Alright, so there are three of them: Dungeons and Dragons, Dungeons and Dragons: Wrath of the Dragon God, and Dungeons and Dragons: The Book of Vile Darkness. Dungeons and Dragons, amusingly enough, was produced by New Line Cinema and released only one year before The Fellowship of the Ring, one of the best movies and movie adaptations I've ever seen. I guess they were saving all the good stuff for that. So it follows the adventures of Ridley, your typical white boy fantasy hero except worse, Snails, your typical black fantasy sidekick except worse (this character was handled in a pretty racist way), your typical fantasy female love interest whose name I can't remember (but she was an idiot), and a bunch of other people who were super unremarkable so I don't even remember them. I think Halle Berry might have been there? Don't quote me on that, though.
I could go on at length about what makes this movie bad in all the most hilarious ways, but I'll just link you to the Nostalgia Critic review of it. I think he hits most of the main points. The only one I think he doesn't hit is that Ridley and the love interest do the do inside a map. Yup, you read that right. They go inside a map, and then they do the do, and then it's never spoken of again. The whole thing is pretty funny. I'd highly recommend it.
The second movie is kind of boring, honestly. It was made for TV and managed to be good enough that I found myself feeling the most apathetic stirrings of an emotion that just might have been interest in seeing the heroes succeed. The special effects are pretty terrible, though. If you're looking for hilariously bad this might not be the one for you because if nothing else you can tell they were trying. Its biggest failing is that they kept on trying to link it back to the first one.

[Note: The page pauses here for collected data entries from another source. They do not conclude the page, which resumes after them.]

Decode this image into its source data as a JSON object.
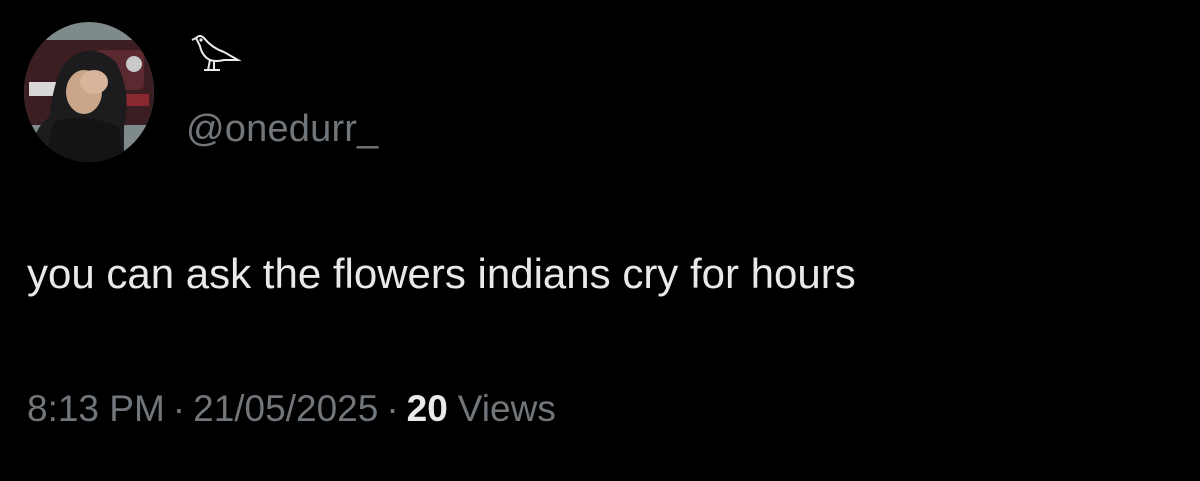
{
  "tweet": {
    "author": {
      "handle": "@onedurr_",
      "display_name_icon": "bird-icon",
      "avatar_icon": "profile-photo"
    },
    "text": "you can ask the flowers indians cry for hours",
    "time": "8:13 PM",
    "separator": "·",
    "date": "21/05/2025",
    "views_count": "20",
    "views_label": "Views"
  },
  "colors": {
    "background": "#000000",
    "primary_text": "#e7e9ea",
    "secondary_text": "#71767b"
  }
}
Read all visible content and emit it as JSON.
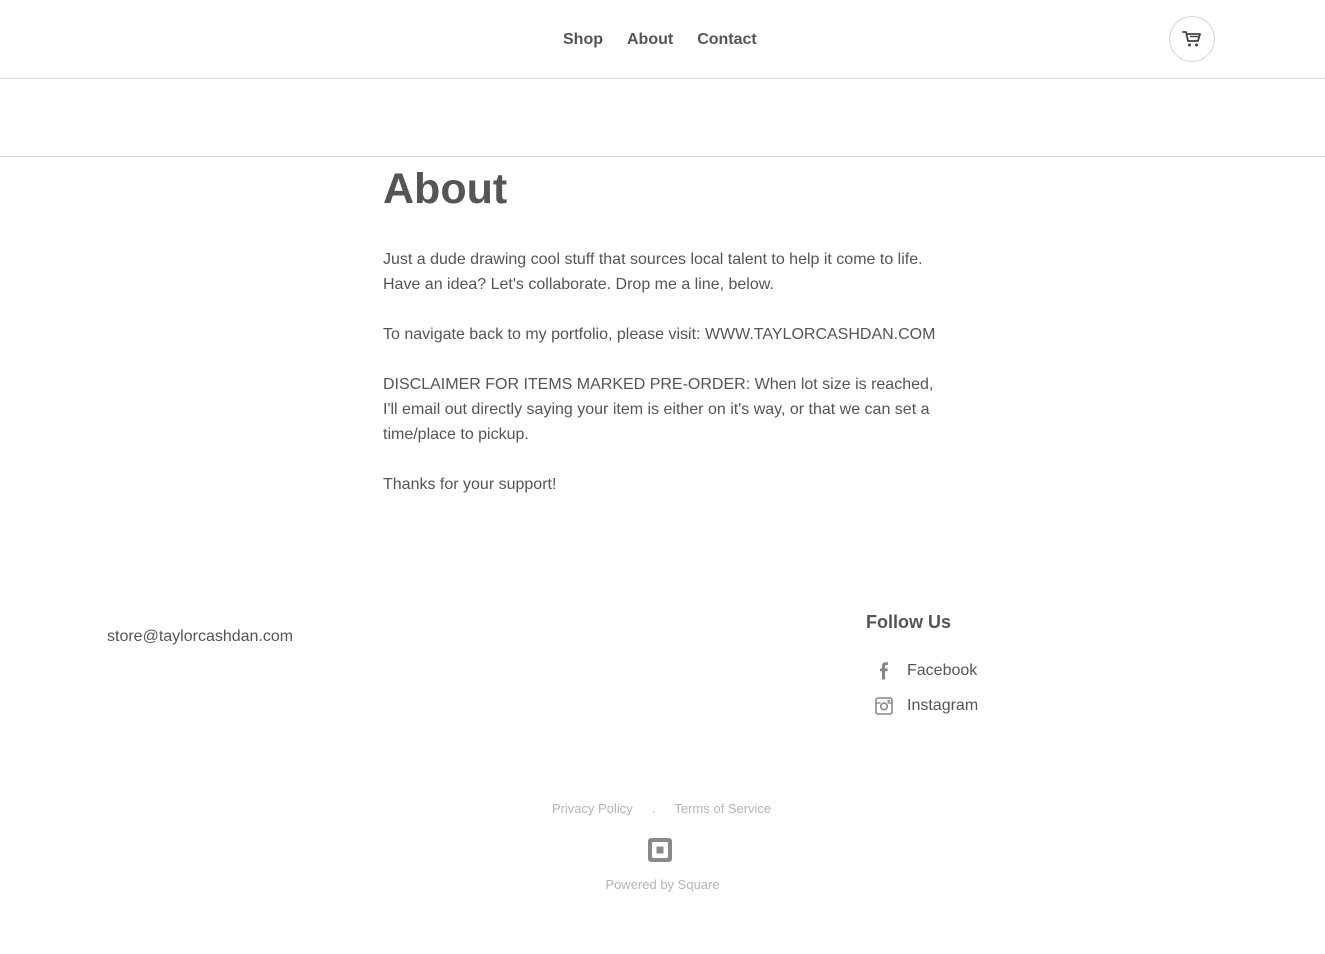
{
  "nav": {
    "items": [
      {
        "label": "Shop"
      },
      {
        "label": "About"
      },
      {
        "label": "Contact"
      }
    ],
    "cart_icon": "cart-icon"
  },
  "page": {
    "title": "About",
    "paragraphs": [
      "Just a dude drawing cool stuff that sources local talent to help it come to life. Have an idea? Let's collaborate. Drop me a line, below.",
      "To navigate back to my portfolio, please visit: WWW.TAYLORCASHDAN.COM",
      "DISCLAIMER FOR ITEMS MARKED PRE-ORDER: When lot size is reached, I'll email out directly saying your item is either on it's way, or that we can set a time/place to pickup.",
      "Thanks for your support!"
    ]
  },
  "footer": {
    "email": "store@taylorcashdan.com",
    "follow_title": "Follow Us",
    "social": [
      {
        "label": "Facebook",
        "icon": "facebook-icon"
      },
      {
        "label": "Instagram",
        "icon": "instagram-icon"
      }
    ],
    "legal": {
      "privacy": "Privacy Policy",
      "separator": ".",
      "terms": "Terms of Service"
    },
    "powered_by": "Powered by Square"
  },
  "colors": {
    "text": "#555555",
    "muted": "#b4b4b4",
    "divider": "#d8d8d8"
  }
}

So the third film completely ignored the existence of the first two. Good move, right? Jury's still out. See, the third film was by far the worst of the three. It starts with an opening narration that goes on for long enough that you start to wonder if the whole movie is going to be like this and it isn't some kind of poorly illustrated audiobook. It isn't, (un)fortunately. Eventually it ends and the characters show up on the screen. What then follows is roughly an hour and fifteen minutes of absolutely nothing being explained ever. It's trying to deal with issues of grey morality but instead of doing that it just kind of never addresses morality at all until something depends on someone's morality, and then it aligns them either good or evil as needed to move the shambling wight that passes for a plot along. Phrases like "purest knight" are thrown about liberally, and the writing is so lazy that the macguffin actually morphs into a different object about two thirds of the way through.
And then the rest of it is torture porn.
It's not horribly graphic torture or anything. It's like weird agony ray stuff. Personally I'm less uncomfortable with the torture itself than I am with the... ah... evident interest in the torture that the movie has. If you do want to skip that part it should be easy. You'll know where it starts. Just stop watching the movie at that point because I wasn't even joking when I said the rest of it is torture porn. There is literally less than two minutes of movie left after the torture stops.
But for all that it's a glorious train wreck if you like pain. My biggest impression is that it's like they stuck the end and beginning of one movie onto the middle of a different one with Elmer's glue and then released it before it had finished drying.